We weren’t created to envision alone. To make others do solely what we want. We were meant to work together, live together, create together, put pieces together – together! So, here I am, settling down to pray again and…

I wait for the Lord.

“Commit to the Lord whatever you do,
and your plans will succeed. – Pr. 16:3

Monday, November 4, 2013

Grasping Goodness



Ever have one of those days? Do you know what I’m talking about? By day’s end, your spirits are down and you wonder why you ever got out of bed. Was it something somebody said? Or you made a mistake… or forgot something… fill in the blank.

Did anything good happen on that day? Stop and think. Because many times, we can be guilty of charging a day as “bad”, when really only one bad thing happened (okay, maybe two) – and we have nursed that bad feeling all day. Do you go to bed listing all the stupid, crummy things that happened?

Well, stop it. With a whole day of the most beautiful, wonderful, amazing things happening all around you, don’t you let one harsh word, or one slip up – ruin the whole day to the point where you lose your focus on the beauty God brought into your day as well. Yes, there are people with challenging personalities at work and church and social clubs; in the stores and on the road. Don’t let them define the memory of your whole day. My, oh my! What a motley crew God has to work with! Shake your head in amazement at what He is able to do through us.  And now, imagine yourself enjoying what you have on your daily planner. Imagine yourself having the energy to do it. And all those niggling little worries taking precedence in your mind right now – will you or anyone else remember them 100 years from now?

Tonight, when you go to bed, list the things that went right – however small. Small things make a difference in life for you and for others. Small things count! Did someone say something negative about you? Well, shame on them! You take a minute right now and say two or three things good about yourself. Come on now, you can do it! You have several good qualities about you because we are all made in the image of God. You extended kindness to someone. You helped or prayed for someone. Good for you!

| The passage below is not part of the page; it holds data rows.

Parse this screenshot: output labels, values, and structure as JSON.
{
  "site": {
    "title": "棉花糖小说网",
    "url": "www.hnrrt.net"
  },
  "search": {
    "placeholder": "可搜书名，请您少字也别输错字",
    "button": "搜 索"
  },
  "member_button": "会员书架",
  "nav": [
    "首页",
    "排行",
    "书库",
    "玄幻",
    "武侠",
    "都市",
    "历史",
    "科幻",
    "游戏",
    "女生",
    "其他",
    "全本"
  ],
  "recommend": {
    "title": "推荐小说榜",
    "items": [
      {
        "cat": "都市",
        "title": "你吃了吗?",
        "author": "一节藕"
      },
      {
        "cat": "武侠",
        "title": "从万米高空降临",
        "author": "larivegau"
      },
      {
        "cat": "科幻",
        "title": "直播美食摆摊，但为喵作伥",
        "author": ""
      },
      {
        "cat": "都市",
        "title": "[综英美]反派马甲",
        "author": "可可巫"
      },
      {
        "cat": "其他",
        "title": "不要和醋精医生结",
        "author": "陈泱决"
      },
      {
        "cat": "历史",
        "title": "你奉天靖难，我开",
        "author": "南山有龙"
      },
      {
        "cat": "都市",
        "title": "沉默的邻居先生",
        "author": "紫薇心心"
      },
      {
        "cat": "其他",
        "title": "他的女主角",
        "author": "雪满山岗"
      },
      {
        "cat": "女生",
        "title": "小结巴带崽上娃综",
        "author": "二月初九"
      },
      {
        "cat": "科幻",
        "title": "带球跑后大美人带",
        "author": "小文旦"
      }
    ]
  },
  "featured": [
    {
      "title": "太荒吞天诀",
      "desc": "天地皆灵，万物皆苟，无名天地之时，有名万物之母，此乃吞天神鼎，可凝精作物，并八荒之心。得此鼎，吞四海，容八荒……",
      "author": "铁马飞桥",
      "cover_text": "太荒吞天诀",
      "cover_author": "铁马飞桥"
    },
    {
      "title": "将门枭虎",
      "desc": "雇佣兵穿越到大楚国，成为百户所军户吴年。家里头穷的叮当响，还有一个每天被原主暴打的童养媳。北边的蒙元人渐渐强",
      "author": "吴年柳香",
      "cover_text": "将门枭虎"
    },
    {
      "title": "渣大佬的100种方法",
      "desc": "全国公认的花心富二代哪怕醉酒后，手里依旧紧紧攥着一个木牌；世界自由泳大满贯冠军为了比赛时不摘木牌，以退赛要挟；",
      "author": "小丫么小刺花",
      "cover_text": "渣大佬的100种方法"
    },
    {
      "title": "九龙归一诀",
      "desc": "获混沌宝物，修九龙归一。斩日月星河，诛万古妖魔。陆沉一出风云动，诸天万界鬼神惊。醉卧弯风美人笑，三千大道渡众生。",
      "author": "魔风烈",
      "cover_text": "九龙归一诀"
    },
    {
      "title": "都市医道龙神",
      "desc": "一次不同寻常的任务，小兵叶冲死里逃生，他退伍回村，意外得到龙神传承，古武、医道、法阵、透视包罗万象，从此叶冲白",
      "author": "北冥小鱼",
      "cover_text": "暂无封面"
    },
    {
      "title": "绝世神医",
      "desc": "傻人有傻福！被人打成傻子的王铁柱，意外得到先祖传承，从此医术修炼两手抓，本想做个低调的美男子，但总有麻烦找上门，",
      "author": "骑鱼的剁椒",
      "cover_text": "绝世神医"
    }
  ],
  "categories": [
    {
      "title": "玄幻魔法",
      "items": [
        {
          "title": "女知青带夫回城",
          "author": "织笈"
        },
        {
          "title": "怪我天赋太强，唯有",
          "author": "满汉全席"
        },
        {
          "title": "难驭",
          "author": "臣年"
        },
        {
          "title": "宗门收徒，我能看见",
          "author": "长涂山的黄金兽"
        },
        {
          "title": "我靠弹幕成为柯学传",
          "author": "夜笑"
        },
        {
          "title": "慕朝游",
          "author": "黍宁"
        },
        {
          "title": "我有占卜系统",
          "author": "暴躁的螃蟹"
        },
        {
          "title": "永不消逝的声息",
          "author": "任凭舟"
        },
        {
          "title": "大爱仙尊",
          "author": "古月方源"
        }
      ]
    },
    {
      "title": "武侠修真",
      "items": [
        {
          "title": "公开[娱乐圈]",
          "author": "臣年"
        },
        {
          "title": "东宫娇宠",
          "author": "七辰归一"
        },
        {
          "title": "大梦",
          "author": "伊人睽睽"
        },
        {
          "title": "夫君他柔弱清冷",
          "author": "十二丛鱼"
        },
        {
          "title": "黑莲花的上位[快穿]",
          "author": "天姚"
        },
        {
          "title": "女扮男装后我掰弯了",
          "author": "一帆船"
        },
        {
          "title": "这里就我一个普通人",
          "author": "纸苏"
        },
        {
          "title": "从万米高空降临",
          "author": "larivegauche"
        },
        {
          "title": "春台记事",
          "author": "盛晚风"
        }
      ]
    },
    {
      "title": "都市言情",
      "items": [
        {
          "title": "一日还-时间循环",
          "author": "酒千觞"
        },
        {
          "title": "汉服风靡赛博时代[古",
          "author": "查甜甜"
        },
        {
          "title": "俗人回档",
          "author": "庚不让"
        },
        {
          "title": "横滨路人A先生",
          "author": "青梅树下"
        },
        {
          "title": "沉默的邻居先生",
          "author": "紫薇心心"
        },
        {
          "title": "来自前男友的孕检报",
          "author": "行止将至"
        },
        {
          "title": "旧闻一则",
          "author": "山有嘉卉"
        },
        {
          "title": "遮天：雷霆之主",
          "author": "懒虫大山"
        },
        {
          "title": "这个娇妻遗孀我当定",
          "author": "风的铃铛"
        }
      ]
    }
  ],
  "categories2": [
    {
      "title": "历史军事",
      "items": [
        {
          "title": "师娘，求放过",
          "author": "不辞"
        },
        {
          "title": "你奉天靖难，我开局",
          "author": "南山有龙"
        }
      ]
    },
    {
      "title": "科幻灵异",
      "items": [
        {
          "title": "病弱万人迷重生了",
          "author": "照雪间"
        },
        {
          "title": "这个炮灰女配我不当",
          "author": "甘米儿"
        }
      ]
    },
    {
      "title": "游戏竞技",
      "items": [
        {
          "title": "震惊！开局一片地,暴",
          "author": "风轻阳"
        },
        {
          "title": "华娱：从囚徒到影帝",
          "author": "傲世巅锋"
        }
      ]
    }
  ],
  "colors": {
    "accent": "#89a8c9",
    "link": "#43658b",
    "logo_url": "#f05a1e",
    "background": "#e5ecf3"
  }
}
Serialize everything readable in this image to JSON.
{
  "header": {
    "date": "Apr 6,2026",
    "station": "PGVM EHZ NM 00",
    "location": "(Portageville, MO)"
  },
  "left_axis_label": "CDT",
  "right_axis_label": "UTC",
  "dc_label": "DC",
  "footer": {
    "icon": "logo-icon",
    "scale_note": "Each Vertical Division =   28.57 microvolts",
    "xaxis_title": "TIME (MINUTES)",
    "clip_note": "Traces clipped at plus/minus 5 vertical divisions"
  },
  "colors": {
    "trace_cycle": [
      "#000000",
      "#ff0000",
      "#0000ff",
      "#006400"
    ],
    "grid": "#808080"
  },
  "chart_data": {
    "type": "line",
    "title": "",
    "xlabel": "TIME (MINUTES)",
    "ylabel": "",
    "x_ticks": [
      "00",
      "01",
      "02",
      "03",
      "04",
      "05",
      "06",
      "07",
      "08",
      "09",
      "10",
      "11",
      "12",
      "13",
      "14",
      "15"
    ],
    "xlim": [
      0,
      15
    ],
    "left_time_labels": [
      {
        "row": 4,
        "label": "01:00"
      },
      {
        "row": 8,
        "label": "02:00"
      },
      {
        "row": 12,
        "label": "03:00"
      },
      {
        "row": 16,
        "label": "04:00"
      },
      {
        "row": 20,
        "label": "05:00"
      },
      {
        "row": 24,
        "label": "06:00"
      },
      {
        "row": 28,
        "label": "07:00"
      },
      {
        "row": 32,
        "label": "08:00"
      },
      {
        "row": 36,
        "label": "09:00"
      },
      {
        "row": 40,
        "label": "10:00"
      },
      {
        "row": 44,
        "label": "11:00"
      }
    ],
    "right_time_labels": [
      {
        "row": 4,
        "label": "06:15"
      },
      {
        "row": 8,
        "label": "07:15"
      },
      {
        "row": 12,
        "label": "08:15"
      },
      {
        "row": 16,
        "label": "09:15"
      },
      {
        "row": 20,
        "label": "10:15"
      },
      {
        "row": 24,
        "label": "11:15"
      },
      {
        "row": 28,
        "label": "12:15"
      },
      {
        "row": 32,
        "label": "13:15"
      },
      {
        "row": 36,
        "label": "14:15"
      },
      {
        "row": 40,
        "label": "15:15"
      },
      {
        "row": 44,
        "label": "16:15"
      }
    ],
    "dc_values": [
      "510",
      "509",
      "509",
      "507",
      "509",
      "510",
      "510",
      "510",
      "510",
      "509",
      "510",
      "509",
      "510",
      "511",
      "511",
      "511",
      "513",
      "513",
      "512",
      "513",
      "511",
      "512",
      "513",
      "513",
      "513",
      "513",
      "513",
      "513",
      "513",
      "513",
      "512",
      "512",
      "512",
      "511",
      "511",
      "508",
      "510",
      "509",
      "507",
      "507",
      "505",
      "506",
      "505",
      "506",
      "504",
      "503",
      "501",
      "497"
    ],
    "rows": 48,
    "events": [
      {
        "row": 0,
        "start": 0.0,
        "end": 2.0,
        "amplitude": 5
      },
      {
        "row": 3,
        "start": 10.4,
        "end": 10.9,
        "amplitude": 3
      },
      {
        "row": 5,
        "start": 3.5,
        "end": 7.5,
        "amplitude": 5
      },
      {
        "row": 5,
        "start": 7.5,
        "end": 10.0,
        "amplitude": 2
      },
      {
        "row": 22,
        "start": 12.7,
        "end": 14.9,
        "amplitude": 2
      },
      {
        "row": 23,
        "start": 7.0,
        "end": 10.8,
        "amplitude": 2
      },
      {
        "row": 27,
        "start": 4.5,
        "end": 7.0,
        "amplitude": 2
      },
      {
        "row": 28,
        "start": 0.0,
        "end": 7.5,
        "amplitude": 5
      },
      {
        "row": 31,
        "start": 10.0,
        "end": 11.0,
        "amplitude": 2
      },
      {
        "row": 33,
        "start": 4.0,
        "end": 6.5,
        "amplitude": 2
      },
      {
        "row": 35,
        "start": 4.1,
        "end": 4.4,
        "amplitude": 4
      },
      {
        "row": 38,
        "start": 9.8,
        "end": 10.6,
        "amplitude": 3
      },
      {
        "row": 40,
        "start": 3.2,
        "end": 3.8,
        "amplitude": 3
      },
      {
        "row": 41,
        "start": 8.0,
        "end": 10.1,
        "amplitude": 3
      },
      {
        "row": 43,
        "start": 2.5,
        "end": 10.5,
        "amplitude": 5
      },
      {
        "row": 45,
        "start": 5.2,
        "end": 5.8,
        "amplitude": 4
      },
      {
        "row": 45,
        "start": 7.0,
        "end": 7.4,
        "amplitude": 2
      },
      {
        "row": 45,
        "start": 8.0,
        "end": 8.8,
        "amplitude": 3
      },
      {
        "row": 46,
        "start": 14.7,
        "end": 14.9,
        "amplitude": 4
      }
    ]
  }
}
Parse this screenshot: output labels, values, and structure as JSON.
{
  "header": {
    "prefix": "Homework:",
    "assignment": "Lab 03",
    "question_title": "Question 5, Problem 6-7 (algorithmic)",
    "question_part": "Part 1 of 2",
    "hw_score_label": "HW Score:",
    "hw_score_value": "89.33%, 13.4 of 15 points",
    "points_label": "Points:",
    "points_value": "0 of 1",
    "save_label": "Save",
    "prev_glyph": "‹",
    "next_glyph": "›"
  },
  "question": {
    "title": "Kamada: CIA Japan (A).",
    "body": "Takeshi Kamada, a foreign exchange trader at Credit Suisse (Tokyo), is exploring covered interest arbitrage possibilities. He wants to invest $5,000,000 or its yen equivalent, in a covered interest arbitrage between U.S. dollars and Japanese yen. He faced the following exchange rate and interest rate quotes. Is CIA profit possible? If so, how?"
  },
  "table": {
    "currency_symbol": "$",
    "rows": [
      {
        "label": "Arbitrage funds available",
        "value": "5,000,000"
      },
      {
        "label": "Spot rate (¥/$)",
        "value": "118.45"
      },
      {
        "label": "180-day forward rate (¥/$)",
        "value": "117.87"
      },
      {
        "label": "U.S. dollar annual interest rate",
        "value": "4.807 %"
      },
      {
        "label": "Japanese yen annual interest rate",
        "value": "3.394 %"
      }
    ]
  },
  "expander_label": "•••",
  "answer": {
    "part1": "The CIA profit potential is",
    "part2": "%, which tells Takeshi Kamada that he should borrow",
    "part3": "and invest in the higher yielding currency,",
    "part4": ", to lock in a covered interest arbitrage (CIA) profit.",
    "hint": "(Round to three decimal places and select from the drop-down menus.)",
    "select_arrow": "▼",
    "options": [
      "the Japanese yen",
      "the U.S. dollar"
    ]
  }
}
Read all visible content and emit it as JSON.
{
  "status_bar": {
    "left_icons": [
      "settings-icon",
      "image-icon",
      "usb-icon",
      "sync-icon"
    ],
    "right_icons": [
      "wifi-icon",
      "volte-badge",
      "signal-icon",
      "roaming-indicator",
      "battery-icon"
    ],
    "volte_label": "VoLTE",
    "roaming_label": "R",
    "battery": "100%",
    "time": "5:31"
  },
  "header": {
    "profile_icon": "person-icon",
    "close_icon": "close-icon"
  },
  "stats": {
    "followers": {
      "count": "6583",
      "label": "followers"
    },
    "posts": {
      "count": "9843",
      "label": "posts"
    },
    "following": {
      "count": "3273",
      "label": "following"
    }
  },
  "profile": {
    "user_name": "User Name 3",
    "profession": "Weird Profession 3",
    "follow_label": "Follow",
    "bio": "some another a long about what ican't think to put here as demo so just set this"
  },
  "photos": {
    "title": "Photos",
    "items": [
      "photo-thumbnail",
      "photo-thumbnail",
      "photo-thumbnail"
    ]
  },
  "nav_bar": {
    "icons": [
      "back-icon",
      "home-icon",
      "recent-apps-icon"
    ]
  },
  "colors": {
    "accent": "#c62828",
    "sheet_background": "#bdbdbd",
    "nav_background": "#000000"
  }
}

Have a good day! It’s within your grasp.



Friday, November 1, 2013

... ALL things are possible



Remember back to your school days… some kids were quiet and shy; some fun and friendly; and some bossy and mean. Why was that? I imagine a scenario like this: woke up having wet the bed, got up late, parents yelling, no breakfast, teased and bullied on the bus, forgot homework, couldn’t get locker open… or, imagine a scenario like this: gently awakened by a calm, loving parent, breakfast hot and ready, prayed over as they head out the door, a best friend saving a seat on the bus for them, companionable conversation as they open their locker… get the picture? Can you imagine how it would affect you? Whether it’s a one day thing or endless years – it could by why people act the way they do.

The same could be true of church, or work, or any social club. There is someone rough around the edges. Sharp. Rude. Bossy. Even mean. Why is that? I know you want to turn and run before you say something you shouldn’t. But maybe what we need to do is stay and say something you should. Something nice. Put your arm around their shoulders. Give a little pat and a smile. Maybe they don’t deserve it but it could be that they sorely need some gentleness and kindness in their life. And it could just change the direction of the next few moments – instead of escalating the spiraling, downward, emotional direction it could take.

Remember the school kids and do something to make today a little lighter and a little brighter for someone. Have mercy. Yes, you can. With God… even this is possible.